La prise du port de Hodeïda : un enjeu stratégique pour le Yémen et l’Arabie saoudite
La prise du port de Hodeïda : un enjeu stratégique pour le Yémen et l’Arabie saoudite
Par Benjamin Barthe (Riyad, envoyé spécial)
Riyad se prépare à une éventuelle attaque avec l’objectif de prendre le contrôle de la ville portuaire.
Un soldat sur le port de Hodeïda, au Yémen, le 10 mai 2017. | ABDULJABBAR ZEYAD / REUTERS
Les mises en garde de l’ONU ne semblent pas l’inquiéter. L’Arabie saoudite continue de se préparer à une éventuelle attaque contre le port de Hodeïda, sur la côte ouest du Yémen, en dépit du risque qu’une telle opération n’exacerbe la crise humanitaire en cours dans ce pays, déchiré par deux années de guerre civile.
La ville, par où entre l’essentiel de l’aide destinée aux populations civiles, est tenue par le mouvement houthiste, une rébellion armée alliée à l’Iran. En lutte contre le président yéménite Abd Rabo Mansour Hadi, et épaulée par des unités restées fidèles à l’ancien chef de l’Etat Ali Abdallah Saleh, cette rébellion est combattue par une coalition arabe, conduite par l’Arabie saoudite et les Emirats arabes unis.
Arguant que les miliciens houthistes se servent de Hodeïda pour faire venir des armes d’Iran – ce que beaucoup d’observateurs contestent ou minimisent –, Riyad a d’abord demandé que les Nations unies prennent le contrôle des installations portuaires. Le refus de l’ONU, tenue à la neutralité dans ce conflit, a renforcé l’hypothèse d’un assaut. « Pour obliger les Houthis à négocier sérieusement, il faut marquer des points sur le terrain, et cela passe par la reprise de Hodeïda », avance un analyste proche des cercles de décision du royaume.
« Une opération commando »
Les Saoudiens et leurs alliés émiratis réfléchissent à une manœuvre qui prendrait la ville en tenaille, avec des attaques simultanées depuis la mer Rouge, la localité de Midi, au nord, et celle de Waha, au sud. « On parle d’une opération commando destinée à sécuriser le port, avant de reprendre le reste de la ville, poursuit la source saoudienne. Ce scénario est à l’étude avec les Américains. On ne sait pas s’ils enverront des forces spéciales ou s’ils se contenteront de fournir des renseignements. »
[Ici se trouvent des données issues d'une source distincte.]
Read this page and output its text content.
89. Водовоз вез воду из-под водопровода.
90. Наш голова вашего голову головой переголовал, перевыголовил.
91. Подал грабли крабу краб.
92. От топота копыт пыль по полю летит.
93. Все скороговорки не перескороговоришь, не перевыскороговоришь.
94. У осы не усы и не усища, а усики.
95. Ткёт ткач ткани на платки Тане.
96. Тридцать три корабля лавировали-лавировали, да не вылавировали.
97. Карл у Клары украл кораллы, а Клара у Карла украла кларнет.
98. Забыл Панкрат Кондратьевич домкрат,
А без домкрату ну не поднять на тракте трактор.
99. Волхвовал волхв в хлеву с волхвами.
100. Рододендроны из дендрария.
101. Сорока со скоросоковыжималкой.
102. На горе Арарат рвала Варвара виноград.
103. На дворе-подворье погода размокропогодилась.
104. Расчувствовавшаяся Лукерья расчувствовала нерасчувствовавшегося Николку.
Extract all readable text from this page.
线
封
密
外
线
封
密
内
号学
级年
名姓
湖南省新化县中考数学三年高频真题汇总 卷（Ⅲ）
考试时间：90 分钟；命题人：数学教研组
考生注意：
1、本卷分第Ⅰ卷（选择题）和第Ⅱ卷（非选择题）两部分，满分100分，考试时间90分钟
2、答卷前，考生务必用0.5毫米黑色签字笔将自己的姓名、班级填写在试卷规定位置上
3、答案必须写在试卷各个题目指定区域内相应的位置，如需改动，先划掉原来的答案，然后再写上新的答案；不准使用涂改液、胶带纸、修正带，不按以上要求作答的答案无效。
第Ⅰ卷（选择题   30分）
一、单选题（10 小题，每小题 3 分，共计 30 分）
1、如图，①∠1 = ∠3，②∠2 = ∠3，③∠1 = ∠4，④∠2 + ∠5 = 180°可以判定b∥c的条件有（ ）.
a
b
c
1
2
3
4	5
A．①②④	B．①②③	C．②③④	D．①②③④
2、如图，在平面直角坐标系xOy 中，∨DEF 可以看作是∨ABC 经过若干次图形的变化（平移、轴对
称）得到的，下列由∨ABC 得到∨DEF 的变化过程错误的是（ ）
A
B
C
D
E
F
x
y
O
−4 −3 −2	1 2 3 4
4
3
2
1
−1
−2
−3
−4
Pour neutraliser les critiques de l’ONU, qui redoute qu’une attaque ne déclenche une famine, les Saoudiens songent à la mise en place d’un sas humanitaire alternatif. A partir d’Aden ou de Moukalla, les deux grands ports du sud, aux mains des anti-Houthis. Ces préparatifs ne convainquent cependant pas tous les observateurs. « Hodeïda est un gros morceau, confie un diplomate occidental. Les mercenaires soudanais et les forces yéménites formées à la va-vite par les Saoudiens risquent d’avoir beaucoup de mal face aux forces de Saleh, très bien implantées. »
La donne a encore été compliquée par le limogeage, fin avril, par le président Hadi, du gouverneur d’Aden, Aidarous Al-Zoubaidi. En réaction, ce dernier a annoncé la création d’une autorité parallèle, qui agite la menace d’une sécession du sud du pays. Un scénario qui priverait la coalition anti-Houthis du soutien des combattants sudistes, essentiels à la reprise de Hodeïda.
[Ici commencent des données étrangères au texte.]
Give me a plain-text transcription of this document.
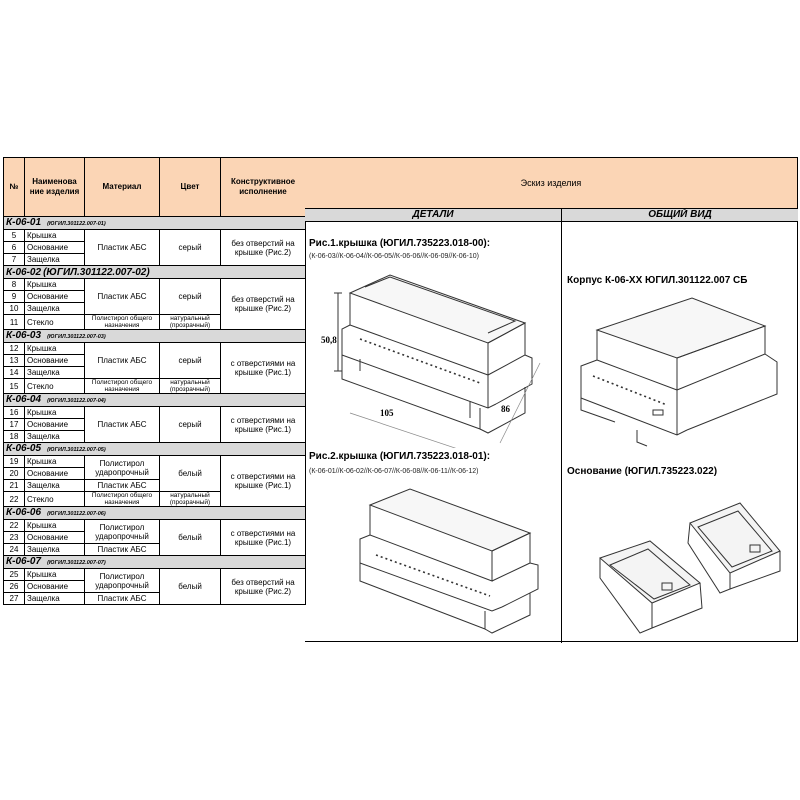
№	Наименова ние изделия	Материал	Цвет	Конструктивное исполнение
К-06-01 (ЮГИЛ.301122.007-01)				
5	Крышка	Пластик АБС	серый	без отверстий на крышке (Рис.2)
6	Основание			
7	Защелка			
К-06-02 (ЮГИЛ.301122.007-02)				
8	Крышка	Пластик АБС	серый	без отверстий на крышке (Рис.2)
9	Основание			
10	Защелка			
11	Стекло	Полистирол общего назначения	натуральный (прозрачный)	
К-06-03 (ЮГИЛ.301122.007-03)				
12	Крышка	Пластик АБС	серый	с отверстиями на крышке (Рис.1)
13	Основание			
14	Защелка			
15	Стекло	Полистирол общего назначения	натуральный (прозрачный)	
К-06-04 (ЮГИЛ.301122.007-04)				
16	Крышка	Пластик АБС	серый	с отверстиями на крышке (Рис.1)
17	Основание			
18	Защелка			
К-06-05 (ЮГИЛ.301122.007-05)				
19	Крышка	Полистирол ударопрочный	белый	с отверстиями на крышке (Рис.1)
20	Основание			
21	Защелка	Пластик АБС		
22	Стекло	Полистирол общего назначения	натуральный (прозрачный)	
К-06-06 (ЮГИЛ.301122.007-06)				
22	Крышка	Полистирол ударопрочный	белый	с отверстиями на крышке (Рис.1)
23	Основание			
24	Защелка	Пластик АБС		
К-06-07 (ЮГИЛ.301122.007-07)				
25	Крышка	Полистирол ударопрочный	белый	без отверстий на крышке (Рис.2)
26	Основание			
27	Защелка	Пластик АБС		
Эскиз изделия
ДЕТАЛИ	ОБЩИЙ ВИД
Рис.1.крышка (ЮГИЛ.735223.018-00):
(К-06-03//К-06-04//К-06-05//К-06-06//К-06-09//К-06-10)
50,8
105	86
Рис.2.крышка (ЮГИЛ.735223.018-01):
(К-06-01//К-06-02//К-06-07//К-06-08//К-06-11//К-06-12)
Корпус К-06-ХХ ЮГИЛ.301122.007 СБ
Основание (ЮГИЛ.735223.022)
La visite du président américain Donald Trump, à la fin du mois, en Arabie Saoudite, pourrait permettre d’y voir plus clair. Le niveau d’assistance consenti par le Pentagone influera sur la décision ou non d’attaquer le port yéménite. A cet égard, les récents propos de M. Trump, maugréant contre le coût « trop élevé » de la protection du royaume, ne sont pas de bon augure pour les Saoudiens.